Southbound inflows have narrowed down, with the mainland banking sector receiving the most inflows. This week (January 13th-16th), total southbound funds flowed in 34.40 billion HKD, with a daily average inflow of 8.60 billion HKD, slightly lower than the 9.78 billion HKD average inflow from the previous week. In terms of industries, mainland banks, energy/materials, and insurance sectors received the most southbound funds last week. In terms of individual stocks, Tencent and Semiconductor Manufacturing International Corporation were favored the most by southbound funds this week, while Hua Hong Semiconductor and Xiaopeng Motors were sold off.
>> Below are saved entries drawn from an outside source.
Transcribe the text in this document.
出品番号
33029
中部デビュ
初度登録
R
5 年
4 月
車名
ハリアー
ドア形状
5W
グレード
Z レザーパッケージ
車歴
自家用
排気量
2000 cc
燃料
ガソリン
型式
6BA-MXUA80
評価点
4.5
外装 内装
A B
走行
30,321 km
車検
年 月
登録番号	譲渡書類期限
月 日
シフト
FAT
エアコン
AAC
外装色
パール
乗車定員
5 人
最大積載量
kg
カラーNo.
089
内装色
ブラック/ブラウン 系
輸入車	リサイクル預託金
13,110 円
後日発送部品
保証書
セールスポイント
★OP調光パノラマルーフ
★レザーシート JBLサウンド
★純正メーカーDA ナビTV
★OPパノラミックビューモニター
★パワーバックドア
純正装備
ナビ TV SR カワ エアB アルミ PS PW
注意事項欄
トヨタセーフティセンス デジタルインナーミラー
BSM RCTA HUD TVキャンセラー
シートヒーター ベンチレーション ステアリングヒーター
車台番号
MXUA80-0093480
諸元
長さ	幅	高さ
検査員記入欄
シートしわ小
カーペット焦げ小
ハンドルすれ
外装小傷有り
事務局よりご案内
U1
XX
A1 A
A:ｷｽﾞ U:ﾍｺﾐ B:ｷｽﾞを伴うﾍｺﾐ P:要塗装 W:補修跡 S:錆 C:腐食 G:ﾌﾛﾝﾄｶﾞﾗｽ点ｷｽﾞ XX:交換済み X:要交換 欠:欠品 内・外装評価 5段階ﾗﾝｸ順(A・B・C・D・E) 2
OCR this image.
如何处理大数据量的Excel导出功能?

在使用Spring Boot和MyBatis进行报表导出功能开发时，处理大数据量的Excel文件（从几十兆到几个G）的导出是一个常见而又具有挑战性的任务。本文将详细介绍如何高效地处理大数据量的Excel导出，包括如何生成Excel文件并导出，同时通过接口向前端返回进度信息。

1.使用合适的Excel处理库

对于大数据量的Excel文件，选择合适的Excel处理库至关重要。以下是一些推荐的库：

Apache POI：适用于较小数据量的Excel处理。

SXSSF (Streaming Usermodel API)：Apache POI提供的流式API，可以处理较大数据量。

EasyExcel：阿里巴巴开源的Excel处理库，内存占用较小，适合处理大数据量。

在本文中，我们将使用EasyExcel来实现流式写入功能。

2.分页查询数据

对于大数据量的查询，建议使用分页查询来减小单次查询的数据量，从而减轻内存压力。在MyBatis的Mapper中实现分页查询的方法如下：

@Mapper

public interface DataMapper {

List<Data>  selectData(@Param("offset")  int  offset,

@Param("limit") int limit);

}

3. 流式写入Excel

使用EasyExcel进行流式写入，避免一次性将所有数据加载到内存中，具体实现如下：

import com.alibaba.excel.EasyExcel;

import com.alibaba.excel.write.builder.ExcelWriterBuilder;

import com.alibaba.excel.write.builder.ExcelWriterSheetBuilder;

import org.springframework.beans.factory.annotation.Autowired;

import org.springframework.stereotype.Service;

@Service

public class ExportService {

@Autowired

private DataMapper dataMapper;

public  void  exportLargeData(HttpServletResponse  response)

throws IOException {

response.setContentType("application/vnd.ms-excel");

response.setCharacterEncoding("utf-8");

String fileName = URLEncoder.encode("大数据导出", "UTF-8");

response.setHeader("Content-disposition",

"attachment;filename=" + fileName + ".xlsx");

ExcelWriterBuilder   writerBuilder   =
Global markets: Inflows from global stock and bond markets have narrowed down, with a shift to outflows in the currency market; US stocks have turned into outflows and outflows from emerging markets have expanded
Cross-market and asset allocation: US stocks have turned into outflows and outflows from emerging markets have expanded. According to active foreign funds, US stocks turned into outflows of $230 million this week (compared to inflows of $3.13 billion last week), followed by developed Europe with outflows of $1.71 billion (compared to inflows of $290 million last week), the Japanese stock market with outflows of $300 million (compared to inflows of $140 million last week), and outflows from emerging markets increasing to $2.17 billion (compared to outflows of $550 million last week).
Allocation ratios: As of November 30, 2024, major types of active funds globally were underweight Chinese stocks by approximately 1.16 percentage points compared to the benchmark, which was essentially the same as the underweight of 1.17 percentage points at the end of October. In terms of allocation ratios, global active funds increased their allocation to the United States (+1.63 percentage points) and Singapore (+0.07 percentage points), while reducing their allocation to France (-0.37 percentage points) and Japan (-0.11 percentage points); in terms of ultra-underweight ratios, there was an increase in ultra-underweight ratios for the United States (+0.24 percentage points), Japan (+0.14 percentage points), and Germany (+0.08 percentage points) in November, while Brazil (-0.05 percentage points), India (-0.02 percentage points), and the UK (-0.01 percentage points) saw a decrease in ultra-underweight ratios. In terms of regions, funds from Europe were the main contributors to outflows as a whole; at the sector level, overseas funds were overweight on Chinese healthcare, consumer, semiconductor and hardware, and machinery sectors, while underweight on the internet, finance, and real estate sectors.